Gefochten, geflirtet, gezaubert, gerappt, gesteppt

»Wenn Ja wie viele« fragten spitzfindig Musicalstudenten der UdK

  • Volkmar Draeger
  • Lesedauer: 3 Min.

Die Szene im UNI.T war mittig gezackt, den Boden bedeckte ein roter Stern, als sei man auf dem Walk of Fame. Noch haben die Studenten des 2. Ausbildungsjahres im Fach Musical dafür alle Chancen. Zuvor jedoch zeigten sie in der Mitte ihres Studiums erst einmal, was sie bisher gelernt haben - und das kann sich allemal sehen lassen. »Wenn Ja wie viele« heißt eine Collage, die als seine letzte Großtat vor der Emeritierung Rhys Martin mit ihnen gemeinsam erarbeitet hat.
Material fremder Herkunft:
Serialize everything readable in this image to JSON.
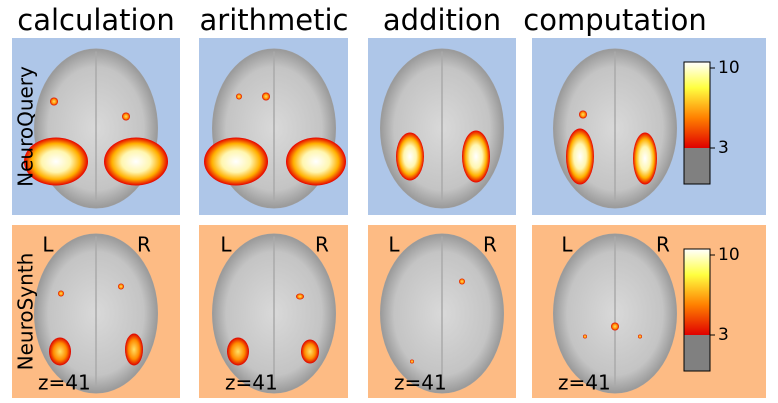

So konfus und doppelbödig wie der Titel war dann auch, was zwei Stunden ohne eigentliche Handlung über die bis zur Brandmauer offene Bühne ging und von den neun begeisterten Akteuren ausgefüllt werden musste. Kein Nummernprogramm mit bekannten Musicalhits, vielmehr eine Melange aus Textsplittern, Songs und Selbsterkenntnis. Einer spielte zeitweilig Regisseur und versuchte Ordnung ins Chaos zu bringen, denn jeder hatte Erwartungen an das, was er spielen wollte. Und der Zuschauer hat sie stets auch, wie ein Kurzmonolog aus Peter Handkes »Publikumsbeschimpfung« gleich eingangs weiß. Wie aber geht da Show?

Indem man mit mehr oder weniger passenden Zitaten von Woody Allen und Sibylle Berg über Kleist und Loher bis Shakespeare und Schiller verbindet, wozu man geladen war: Songs aus teils nicht so geläufigen Werken der Unterhaltungsindustrie. Hierbei waren die Akteure multifunktional gefordert: als Interpreten einer Rolle, als Teil des probenden Ensembles und als sie selbst in ihren Fragen an sich zur Wahrheit des Mitgeteilten, zur Authentizität von Kunst und auch an die eigene Geschichte.

Anspruchsvoll, dieser permanente Wechsel von Spielebene zu Spielebene, bisweilen zeitbezogen und witzig, oft berührend. Martins Inszenierung bestach durch Tempo und rasche Übergänge, Verwandlungen auf offener Szene, hauptsächlich aber durch die ungebremste Spielfreude der Studenten. Ob es um, ja, was schon?, Liebe ging oder um jenen Schatten, von dem Mozart sich bedrängt fühlte; um Adolpho im Zweifel an seiner Männlichkeit; den drallen Hamburger Jung; den Wedding als Broadway in Berlin oder die burlesque Attitüde. Gefochten wurde zwischendurch, asiatisch respektive mit Stöcken vehement gekämpft, geflirtet, gezaubert, gerappt und gesteppt. Auf so viele Komödianten darf der Studiengang stolz sein.

Karim Plett etwa, umwerfend beim Zubereiten von Frikadellos, bravourös mit großer Stimme dann in »So leb dein Leben«, der deutschen Version eines Sinatra-Erfolgs. Oder Denis Riffel, der stücklang den Rollstuhlfahrer gab und mit sehr viel Wärme und Emotion Mozarts »Schatten« gestaltete. Oder Johannes Krimmel, der als Männlichkeitsgeste zum Beinahe-Strip griff. Oder der Kameruner Ngako Keuni mit seinem imposant bis in Falsett-Höhen getriebenen »Adios«. Als vielseitig toughe Ladies behaupteten sich schießend, tanzend und bei Bedarf sexy Florentine Beyer und Nicola Kripylo gegen so viel männliche Übermacht, zu der nicht minder stark Tristan Giovanoli, Timo Stacey und Florian Heinke gehörten.

Dem fußwippenden Bongo-Finale hoch auf der Showtreppe folgte nach all der bohrenden Sinnsuche die Entspannung in Form eines Nonetts: »Ich wollt‘, ich wär‘ ein Huhn« als Reminiszenz an einen Filmschlager von 1936 führte zurück ins wirkliche Leben, in dem man sich gottlob nicht ständig mit Selbstzweifeln plagt oder plagen muss und manchmal auch nur ist, wie man ist. Den profunden Akteuren und ihrem einfühlsamen Pianisten Hans-Jörn Brandenburg dürfte das auch nach den fünf bestens besuchten Vorstellungen nicht anders gehen.